Not my particular example, but you do point out an issue with the tagging I suggested. Fortunately, I’ve not come across this situation in the areas I’ve mapped. Generally the locals use the name of the waterway if it has one. So a local might say something like “go 6 miles on the Charouleau Gap road to where it crosses Dodge Wash, go up the wash about a half mile and the four wheel drive road leaves the wash on going up a ridge on the right side.”

Unfortunately, as far as I can tell OSM hasn’t yet come up with a way of having an array of values for a single tag. So as a first step, I’d suggest using the name tag for whatever the locals are more likely to call it and the alt_name tag for the other option.
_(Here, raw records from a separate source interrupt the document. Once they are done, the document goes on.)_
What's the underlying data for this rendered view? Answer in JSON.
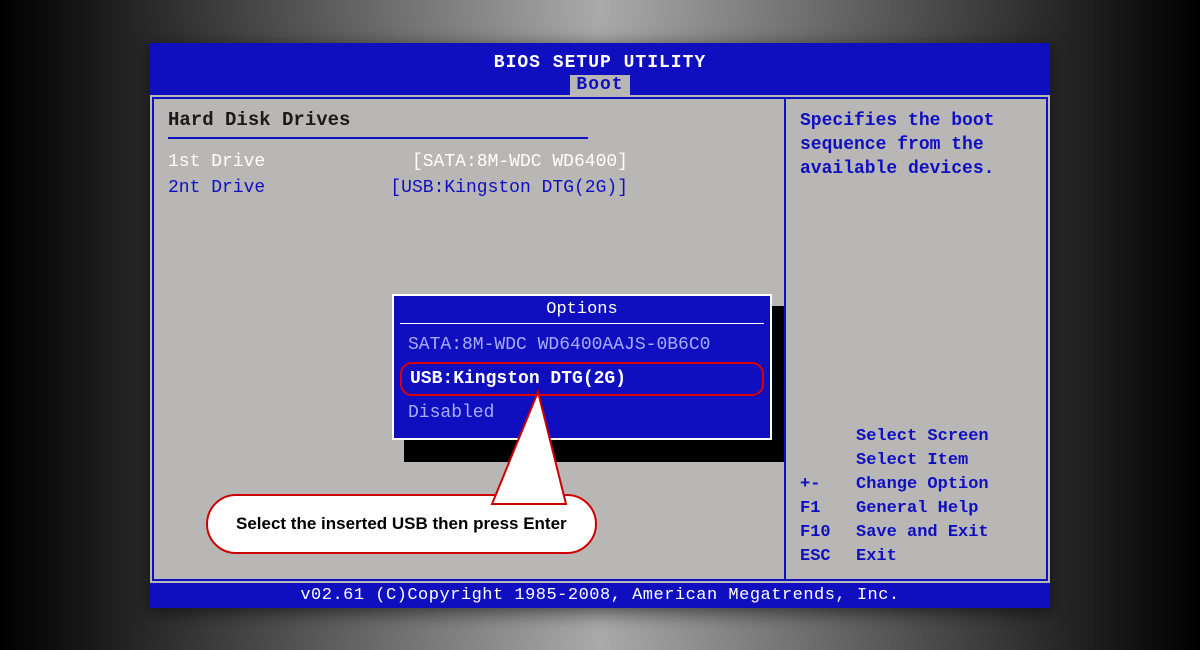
{
  "title": "BIOS SETUP UTILITY",
  "active_tab": "Boot",
  "section_title": "Hard Disk Drives",
  "drives": [
    {
      "label": "1st Drive",
      "value": "[SATA:8M-WDC WD6400]",
      "selected": true
    },
    {
      "label": "2nt Drive",
      "value": "[USB:Kingston DTG(2G)]",
      "selected": false
    }
  ],
  "popup": {
    "title": "Options",
    "items": [
      {
        "text": "SATA:8M-WDC WD6400AAJS-0B6C0",
        "highlight": false
      },
      {
        "text": "USB:Kingston DTG(2G)",
        "highlight": true
      },
      {
        "text": "Disabled",
        "highlight": false
      }
    ]
  },
  "help_text": "Specifies the boot sequence from the available devices.",
  "key_help": [
    {
      "key": "",
      "action": "Select Screen"
    },
    {
      "key": "",
      "action": "Select Item"
    },
    {
      "key": "+-",
      "action": "Change Option"
    },
    {
      "key": "F1",
      "action": "General Help"
    },
    {
      "key": "F10",
      "action": "Save and Exit"
    },
    {
      "key": "ESC",
      "action": "Exit"
    }
  ],
  "footer": "v02.61 (C)Copyright 1985-2008, American Megatrends, Inc.",
  "callout_text": "Select the inserted USB then press Enter"
}
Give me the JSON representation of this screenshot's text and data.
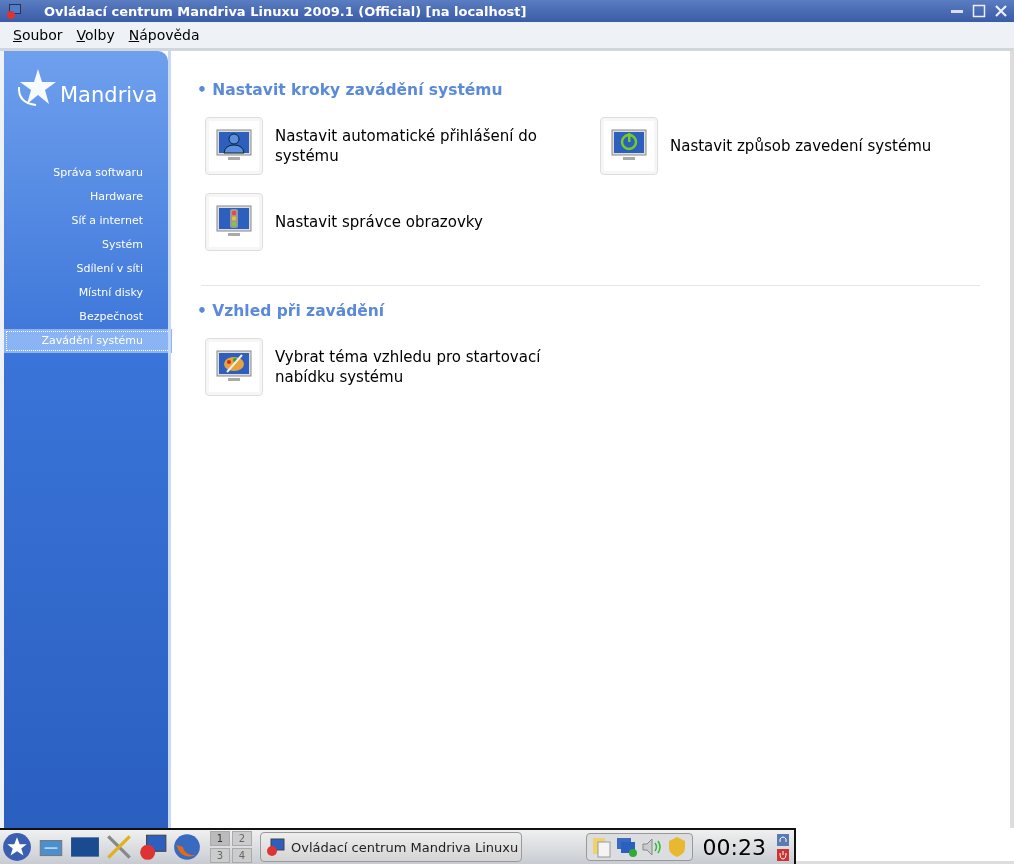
{
  "window": {
    "title": "Ovládací centrum Mandriva Linuxu 2009.1 (Official) [na localhost]"
  },
  "menu": [
    "Soubor",
    "Volby",
    "Nápověda"
  ],
  "sidebar": {
    "logo": "Mandriva",
    "items": [
      {
        "label": "Správa softwaru",
        "selected": false
      },
      {
        "label": "Hardware",
        "selected": false
      },
      {
        "label": "Síť a internet",
        "selected": false
      },
      {
        "label": "Systém",
        "selected": false
      },
      {
        "label": "Sdílení v síti",
        "selected": false
      },
      {
        "label": "Místní disky",
        "selected": false
      },
      {
        "label": "Bezpečnost",
        "selected": false
      },
      {
        "label": "Zavádění systému",
        "selected": true
      }
    ]
  },
  "sections": [
    {
      "title": "• Nastavit kroky zavádění systému",
      "items": [
        {
          "label": "Nastavit automatické přihlášení do systému",
          "kind": "user"
        },
        {
          "label": "Nastavit způsob zavedení systému",
          "kind": "power"
        },
        {
          "label": "Nastavit správce obrazovky",
          "kind": "lights"
        }
      ]
    },
    {
      "title": "• Vzhled při zavádění",
      "items": [
        {
          "label": "Vybrat téma vzhledu pro startovací nabídku systému",
          "kind": "palette"
        }
      ]
    }
  ],
  "taskbar": {
    "pager": [
      {
        "label": "1",
        "selected": true
      },
      {
        "label": "2",
        "selected": false
      },
      {
        "label": "3",
        "selected": false
      },
      {
        "label": "4",
        "selected": false
      }
    ],
    "task": "Ovládací centrum Mandriva Linuxu",
    "clock": "00:23"
  }
}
If there are more than two names, then this scheme would fail.

I suppose one could use route relations for both the stream and the track and have them reuse the same way. But I am not sure how common or supported that form of tagging is.

Separate the values with semi-colons. Note many data consumers use lazy parsing of values and will not split multiple values, and may try to match the composite value, rather than the first component.

Thats not a good idea in this case as it is not clear which one the first or second value belongs to which tag highway or waterway.

Another solution is to use two ways drawn ontop of each other. One for highway and one for waterway.

What’s more usual than a string of semicolon-separated names is to use specfic tags for specific names. See e.g. https://www.openstreetmap.org/way/53247094 (though depending on contect “:” is often used instead of “_”). Maps that want to process that information can then do so. See for example:

http://map.atownsend.org.uk/maps/map/map.html#zoom=20&lat=52.9707087&lon=-1.293013

which incorporates both lock_name and ref (or lock_ref if set), and the “name” is used elsewhere on the canal.